This post is about the dangers of tying a specification, protocol or application to a specific version of Unicode.

For example, I was in a discussion last week about XML, and the problems caused by the fact that XML 1.0 is currently tied to a specific version of Unicode, and a very old version at that (2.0). This affects what characters you can use for things such as element and attribute names, enumerated lists for attribute values, and ids. Note that I’m not talking about the content, just those names.

I spoke about this at a W3C Technical Plenary some time back in terms of how this bars people from using certain aspects of XML applications in their own language if they use scripts that have been added to Unicode since version 2.0. This includes over 150 million people speaking languages written with Ethiopic, Canadian Syllabics, Khmer, Sinhala, Mongolian, Yi, Philippine, New Tai Lue, Buginese, Cherokee, Syloti Nagri, N’Ko, Tifinagh and other scripts.

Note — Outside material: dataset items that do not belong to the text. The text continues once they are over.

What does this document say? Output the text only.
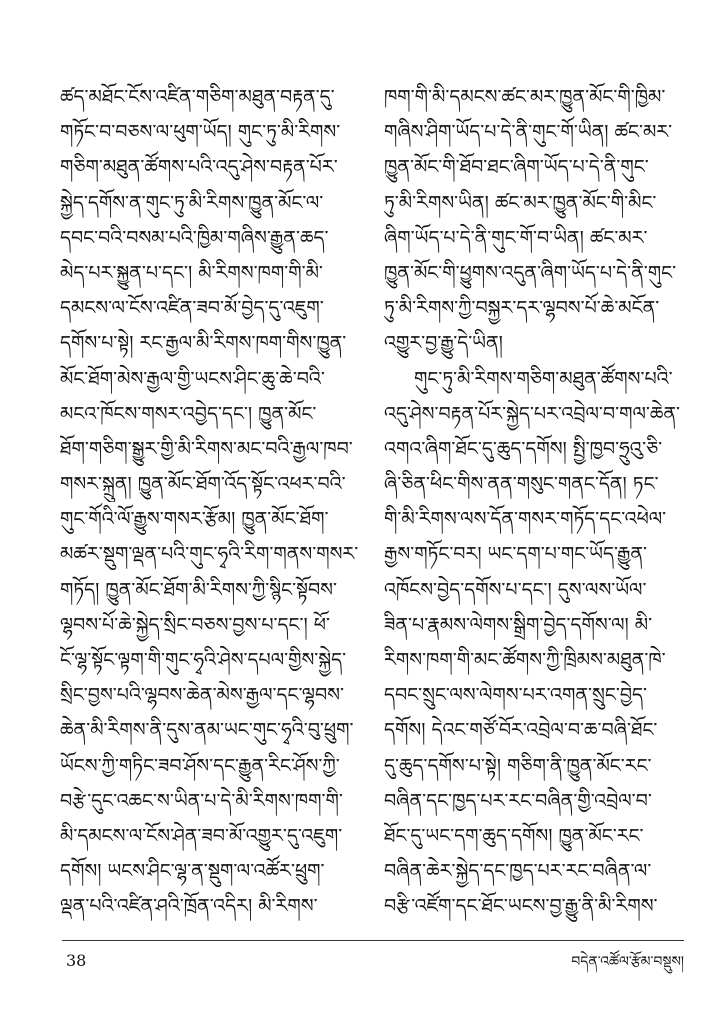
ཚད་མཐོང་ངོས་འཛིན་གཅིག་མཐུན་བརྟན་དུ་
གཏོང་བ་བཅས་ལ་ཕུག་ཡོད། གུང་ཏུ་མི་རིགས་
གཅིག་མཐུན་ཚོགས་པའི་འདུ་ཤེས་བརྟན་པོར་
སྐྱེད་དགོས་ན་གུང་ཏུ་མི་རིགས་ཁྱུན་མོང་ལ་
དབང་བའི་བསམ་པའི་ཁྱིམ་གཞིས་རྒྱུན་ཆད་
མེད་པར་སྐྱུན་པ་དང་། མི་རིགས་ཁག་གི་མི་
དམངས་ལ་ངོས་འཛིན་ཟབ་མོ་བྱེད་དུ་འཇུག་
དགོས་པ་སྟེ། རང་རྒྱལ་མི་རིགས་ཁག་གིས་ཁྱུན་
མོང་ཐོག་མེས་རྒྱལ་གྱི་ཡངས་ཤིང་ཆུ་ཆེ་བའི་
མངའ་ཁོངས་གསར་འབྱེད་དང་། ཁྱུན་མོང་
ཐོག་གཅིག་སྒྱུར་གྱི་མི་རིགས་མང་བའི་རྒྱལ་ཁབ་
གསར་སྐྲུན། ཁྱུན་མོང་ཐོག་འོད་སྟོང་འཕར་བའི་
གུང་གོའི་ལོ་རྒྱུས་གསར་རྩོམ། ཁྱུན་མོང་ཐོག་
མཚར་སྡུག་ལྡན་པའི་གུང་ཧྭའི་རིག་གནས་གསར་
གཏོད། ཁྱུན་མོང་ཐོག་མི་རིགས་ཀྱི་སྙིང་སྟོབས་
ལྷབས་པོ་ཆེ་སྐྱེད་སྲིང་བཅས་བྱས་པ་དང་། ཕོ་
ངོ་ལྷ་སྟོང་ལྟག་གི་གུང་ཧྭའི་ཤེས་དཔལ་གྱིས་སྐྱེད་
སྲིང་བྱས་པའི་ལྷབས་ཆེན་མེས་རྒྱལ་དང་ལྷབས་
ཆེན་མི་རིགས་ནི་དུས་ནམ་ཡང་གུང་ཧྭའི་བུ་ཕྲུག་
ཡོངས་ཀྱི་གཏིང་ཟབ་ཤོས་དང་རྒྱུན་རིང་ཤོས་ཀྱི་
བརྩེ་དུང་འཆང་ས་ཡིན་པ་དེ་མི་རིགས་ཁག་གི་
མི་དམངས་ལ་ངོས་ཤེན་ཟབ་མོ་འགྱུར་དུ་འཇུག་
དགོས། ཡངས་ཤིང་ལྷ་ན་སྡུག་ལ་འཚོར་ཕྲུག་
ལྡན་པའི་འཛིན་ཤའི་ཁྲོན་འདིར། མི་རིགས་
ཁག་གི་མི་དམངས་ཚང་མར་ཁྱུན་མོང་གི་ཁྱིམ་
གཞིས་ཤིག་ཡོད་པ་དེ་ནི་གུང་གོ་ཡིན། ཚང་མར་
ཁྱུན་མོང་གི་ཐོབ་ཐང་ཞིག་ཡོད་པ་དེ་ནི་གུང་
ཏུ་མི་རིགས་ཡིན། ཚང་མར་ཁྱུན་མོང་གི་མིང་
ཞིག་ཡོད་པ་དེ་ནི་གུང་གོ་བ་ཡིན། ཚང་མར་
ཁྱུན་མོང་གི་ཕྱུགས་འདུན་ཞིག་ཡོད་པ་དེ་ནི་གུང་
ཏུ་མི་རིགས་ཀྱི་བསྐྱར་དར་ལྷབས་པོ་ཆེ་མངོན་
འགྱུར་བྱ་རྒྱུ་དེ་ཡིན།
གུང་ཏུ་མི་རིགས་གཅིག་མཐུན་ཚོགས་པའི་
འདུ་ཤེས་བརྟན་པོར་སྐྱེད་པར་འབྲེལ་བ་གལ་ཆེན་
འགའ་ཞིག་ཐོང་དུ་ཆུད་དགོས། སྤྱི་ཁྱབ་ཧྲུའུ་ཅི་
ཞི་ཅིན་ཕིང་གིས་ནན་གསུང་གནང་དོན། ཏང་
གི་མི་རིགས་ལས་དོན་གསར་གཏོད་དང་འཕེལ་
རྒྱས་གཏོང་བར། ཡང་དག་པ་གང་ཡོད་རྒྱུན་
འཁོངས་བྱེད་དགོས་པ་དང་། དུས་ལས་ཡོལ་
ཟིན་པ་རྣམས་ལེགས་སྒྲིག་བྱེད་དགོས་ལ། མི་
རིགས་ཁག་གི་མང་ཚོགས་ཀྱི་ཁྲིམས་མཐུན་ཁེ་
དབང་སྲུང་ལས་ལེགས་པར་འགན་སྲུང་བྱེད་
དགོས། དེའང་གཙོ་བོར་འབྲེལ་བ་ཆ་བཞི་ཐོང་
དུ་ཆུད་དགོས་པ་སྟེ། གཅིག་ནི་ཁྱུན་མོང་རང་
བཞིན་དང་ཁྱད་པར་རང་བཞིན་གྱི་འབྲེལ་བ་
ཐོང་དུ་ཡང་དག་ཆུད་དགོས། ཁྱུན་མོང་རང་
བཞིན་ཆེར་སྐྱེད་དང་ཁྱད་པར་རང་བཞིན་ལ་
བརྩི་འཛོག་དང་ཐོང་ཡངས་བྱ་རྒྱུ་ནི་མི་རིགས་
38	བདེན་འཚོལ་རྩོམ་བསྡུས།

This means, for example, that if your language is written with one of these scripts, and you write some XHTML that you want to be valid (so you can use it with AJAX or XSLT, etc.), you can’t use the same language for an id attribute value as for the content of your page. (Try validating this page now. The previous link used some Ethiopic for the name and id attribute values.)

But there’s another issue that hasn’t received so much press – and yet I think, in it’s own way, it can be just as problematic. Scripts that were supported by Unicode 2.0 have not stood still, and additional characters are being added to such scripts with every new Unicode release. In some cases these characters will see very general use. Take for example, the Bengali character U+09CE BENGALI LETTER KHANDA TA.

With the release of Unicode 4.1 this character was added to the standard, with a clear admonition that it should in future be used in text, rather than the workaround people had been using previously.

This is not a rarely used character. It is a common part of the alphabet. Put Bengali in a link and you’re generally ok. Include a khanda ta letter in it, though, and you’re in trouble. It’s as if English speakers could use any word in an id, as long as it didn’t have a ‘q’ in it. It’s a recipe for confusion and frustration.

Similar, but much more far reaching, changes will be introduced to the Myanmar script (used for Burmese) in the upcoming version 5.1. Unlike the khanda ta, these changes will affect almost every word. So if your application or protocol froze its Unicode support to a version between 3.0 and 5.0, like IDNA, you will suddenly be disenfranchising Burmese users who had been perfectly happy until now.

Here are a few more examples (provided by Ken Whistler) of characters added to Unicode after the initial script adoption that will raise eyebrows for people who speak the relevant language:

  • 01F6 LATIN SMALL LETTER N WITH GRAVE: shows up in NFC pinyin data for Chinese.
  • 0219 LATIN SMALL LETTER S WITH COMMA BELOW: Romanian data.
  • 0450 CYRILLIC SMALL LETTER IE WITH GRAVE: Macedonian in NFC.
  • 0653..0655 Arabic combining maddah and hamza: Implicated in NFC normalization of common Arabic letters now.
  • 0972 DEVANAGARI LETTER CANDRA A: Marathi.
  • 097B DEVANAGARI LETTER GGA: Sindhi.
  • 0B35 ORIYA LETTER VA: Oriya.
  • 0BB6 TAMIL LETTER SHA: Needed to spell sri.
  • 0D7A..0D7F Malayalam chillu letters: Those will be ubiquitous in Malayalam data, post Unicode 5.1.
  • and a bunch of Chinese additions.

So the moral is this: decouple your application, protocol or specification from a specific version of the Unicode Standard. Allow new characters to be used by people as they come along, and users all around the world will thank you.